At work this week, I needed to compare two tables to see if the they had similar data. The problem was they were aggregated at different levels with different dimensions and some data in table A was not in table B and some data in table B was not in table A. I needed to find and quantify these differences as well as locate the missing data in each table. I was dealing with ad units, orders, key values, impressions and revenue from the world of online advertising and dealing with 50,000 or so rows of data, but for this post we will look at a more simplified example.
In this example we have table A and table B.
- Table A contains data for clothing purchases by customer and product along with the quantity purchased and the total amount paid.
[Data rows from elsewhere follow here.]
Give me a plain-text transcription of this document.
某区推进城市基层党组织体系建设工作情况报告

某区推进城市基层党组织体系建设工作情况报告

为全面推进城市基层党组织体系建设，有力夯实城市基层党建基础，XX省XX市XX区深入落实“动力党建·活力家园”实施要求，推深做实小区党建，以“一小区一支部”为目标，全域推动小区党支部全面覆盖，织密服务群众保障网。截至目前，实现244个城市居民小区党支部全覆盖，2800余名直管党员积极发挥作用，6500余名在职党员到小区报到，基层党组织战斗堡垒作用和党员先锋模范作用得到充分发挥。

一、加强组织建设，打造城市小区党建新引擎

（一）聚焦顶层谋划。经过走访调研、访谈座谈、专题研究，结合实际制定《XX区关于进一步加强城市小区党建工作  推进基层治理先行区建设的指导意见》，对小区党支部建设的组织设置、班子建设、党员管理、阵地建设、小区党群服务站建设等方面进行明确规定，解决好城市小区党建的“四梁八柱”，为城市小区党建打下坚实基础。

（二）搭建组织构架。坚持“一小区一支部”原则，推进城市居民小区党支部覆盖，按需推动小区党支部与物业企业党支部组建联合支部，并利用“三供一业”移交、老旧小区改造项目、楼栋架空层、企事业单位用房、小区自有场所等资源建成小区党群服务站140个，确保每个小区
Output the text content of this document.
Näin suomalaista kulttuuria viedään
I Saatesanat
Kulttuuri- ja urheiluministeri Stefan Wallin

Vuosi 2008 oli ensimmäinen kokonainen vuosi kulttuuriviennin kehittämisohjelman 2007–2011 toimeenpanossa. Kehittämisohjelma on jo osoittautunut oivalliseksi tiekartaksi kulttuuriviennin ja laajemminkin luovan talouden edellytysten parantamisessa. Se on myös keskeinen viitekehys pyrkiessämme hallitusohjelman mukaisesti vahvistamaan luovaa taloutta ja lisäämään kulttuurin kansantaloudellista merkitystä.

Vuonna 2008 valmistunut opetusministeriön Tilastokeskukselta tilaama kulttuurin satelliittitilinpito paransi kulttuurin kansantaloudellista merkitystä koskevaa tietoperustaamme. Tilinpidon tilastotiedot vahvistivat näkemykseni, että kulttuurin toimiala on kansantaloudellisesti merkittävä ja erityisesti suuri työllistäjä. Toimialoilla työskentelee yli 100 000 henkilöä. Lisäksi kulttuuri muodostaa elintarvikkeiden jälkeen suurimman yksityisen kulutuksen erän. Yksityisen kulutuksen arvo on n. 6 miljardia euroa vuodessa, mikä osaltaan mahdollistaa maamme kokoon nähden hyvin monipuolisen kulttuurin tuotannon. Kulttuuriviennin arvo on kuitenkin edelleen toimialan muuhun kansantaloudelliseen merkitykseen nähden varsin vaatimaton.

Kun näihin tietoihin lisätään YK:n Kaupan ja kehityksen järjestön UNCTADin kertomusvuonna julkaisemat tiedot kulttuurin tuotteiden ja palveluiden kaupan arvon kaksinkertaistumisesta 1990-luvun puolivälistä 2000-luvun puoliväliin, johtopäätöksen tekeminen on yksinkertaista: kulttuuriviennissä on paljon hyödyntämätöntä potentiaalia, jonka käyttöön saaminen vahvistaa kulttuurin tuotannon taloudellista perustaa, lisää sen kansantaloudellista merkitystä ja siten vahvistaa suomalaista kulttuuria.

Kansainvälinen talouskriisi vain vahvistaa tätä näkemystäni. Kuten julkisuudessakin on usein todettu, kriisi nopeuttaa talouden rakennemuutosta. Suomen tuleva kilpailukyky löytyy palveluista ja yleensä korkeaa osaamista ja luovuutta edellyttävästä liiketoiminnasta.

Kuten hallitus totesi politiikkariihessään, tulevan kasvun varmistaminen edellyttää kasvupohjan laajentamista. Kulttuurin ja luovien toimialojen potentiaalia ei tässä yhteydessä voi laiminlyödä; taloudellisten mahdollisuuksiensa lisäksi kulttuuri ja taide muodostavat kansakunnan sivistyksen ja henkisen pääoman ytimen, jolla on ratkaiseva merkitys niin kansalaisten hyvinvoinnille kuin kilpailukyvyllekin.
This table has two dimensions of customer and product, and two metrics of quantity purchased and amount paid.
- Table B contains data for the same clothing purchases by customer and product with an extra dimension of description and also includes quantity purchased and the total amount paid. This table has three dimensions of customer and product, and two metrics of quantity purchased and amount paid.
We want to compare these two sets of data and find out where the differences are and quantify these differences. If we take a look at the data we can see some differences.
- Table A contains data for Alex but table B is missing Alex
- Geoff has 2 sweaters in table A but has 3 sweaters in table B
There are several other differences in the tables, but spotting them manually will be hard and won’t scale when your tables have more data. Get & Transform will allow us aggregate these tables to the same level of granularity and join the aggregated data by their common dimensions to easily find the differences.
Get & Transform was previously called Power Query in Excel 2010 and 2013, and you will need to install is as an add-in. Find out how to install Power Query here. If you’re running Excel 2016 then it’s already installed and can be found in the Data tab of the ribbon.
Aggregating The Tables
First we will need to aggregate the data to the customer and product level so that we can compare the two tables.
If you look at table A, you will notice that Bob and Jane have rows of data that will need to be aggregated. We ideally want only 1 row of data for Bob and Sweaters and 1 row of data for Jane and T-Shirt.
TIP: I always find it’s a good idea to use Excel Tables with your data. This way, your queries can reference a table name instead of a range. When you add data you won’t need to update the range in your queries as they will reference the name. The data sets in this example have already been turned into tables named Table_A and Table_B, but you can read about how to make a table here.
First let’s select our table and make a query.
- Select a cell in table A or select the whole table.
- Go to the Data tab in the ribbon.
- Press the From Table / Range button in the Get & Transform section.
This will open up the Query Editor.
Then select a Group By transformation.
- Go to the Transform tab.
- Press the Group By button.
Create your Group By query.
- Select Advanced to create a Group By query which groups by more than one dimension.
- Select Customer first and then Product second. You will need to use the Add grouping button to add a second dimension.
- Add a descriptive column name, select Sum as the Operation for both the Quantity and Amount columns. You will need to use the Add aggregation button to add the second metric.
Now save the query.
- Go to the Home tab in the query editor.
- Press the Close & Load button.
- Select Close & Load To.
From the Import Data menu select Only Create Connection. We could load this to another table by selecting Table if we want to see this intermediary step in our spreadsheet, but it’s not necessary. We can also select where to load the table to if we do select Table. Press the OK button to finish.
You should now see the Queries & Connections window pane docked to the right of your spreadsheet and it will contain our new Table_A query.
We can repeat the same process to create a Group By query for Table_B with the exact same groupings.
You should now see two Connection only queries in the Queries & Connections window pane for Table_A and Table_B.
Join Queries With Merge
Now we will combine our queries.
- Go to the Data tab.
- Press the Get Data button from the Get & Transform Data section.
- Choose Combine Queries then Merge from the menu.
Now we can setup our merge query.
- Select Table_A for the first query.
- Select Table_B for the second query.
- Select Full Outer (all rows from both) for the Join Kind. This will mean all rows in Table_A and all rows in Table_B will be shown in the resulting table.
- Now we can select which columns our merge query will join on. Hold Ctrl then click on the Customer column and then the Product column. You should see a small 1 next to Customer and a small 2 next to Product.
- Hold Ctrl then click on the Customer column and then the Product column. We should again see a small 1 next to Customer and a small 2 next to Product.
- Press the OK button.
In the editor we will see our Table_A Group By query along with a Table_B column. We will need to expand this column to show the data in our Table_B Group By query.
- Right click on the expand icon in the right side of the Table_B column.
- Select Expand.
- Press the OK button.
Go to the Home tab and press the Close & Load button to create a table of the results in a new sheet.
It’s now easy to compare the data in table A and B and see where the differences are.